On March 9, 1951, an answer to the motion to dismiss was filed on 'behalf of appellant in which it was asserted that “the issues to be decided in said appeal are not moot even though said registration No. 273,954 has expired.” The answer also stated:

“4. That Appellant has filed in the Patent Office an application for the mark shown in said registration and for the same goods, under Serial No. 608,844, on January 22, 1951; and that such application is being specially examined in order to merge the matters relating to said application with the record of said cancellation and to thereby provide subject matter having substantially the same issues as those relating to the cancellation of Registration No. 273,954.”

It may be seen that the filing date (January 22, 1951) of the application referred to was subsequent to the expiration on November 20, 1950 of the period within which appellant might have filed renewal application, and subsequent to the Examiner-in-Chief’s holding that the mark should be cancelled, but prior to the date (February 27, 1951) when appellee’s motion to dismiss the appeal to this court was filed in the Patent Office.

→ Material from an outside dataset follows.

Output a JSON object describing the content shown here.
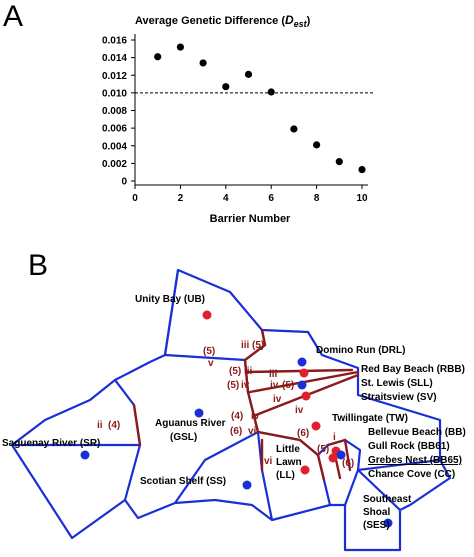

(It may be said here that the application of Malvina D. Myers for the registration of the mark, the original registration of which had expired, was filed in the Patent Office on January 22, 1951, and duly prosecuted. The application was finally refused on July 9, 1951 by an Examincrin-Chief acting for the Commissioner of Patents under Reorganization Plan No. 5 of 1950, 15 Fed.Reg. 3174. Appeal was taken to this court, and we are deciding that ex parte case concurrently herewith. As may be seen, we are reversing the decision of the Examiner-in-Chief and holding applicant Myers entitled to the regis *376 tration. See In re Myers, 201 F.2d 379, 40 C.C.P.A., Patents,-.

On April 5, 1951 appellee’s motion to dismiss the appeal and appellant’s answer thereto were transmitted by the Patent Office to this court and filed.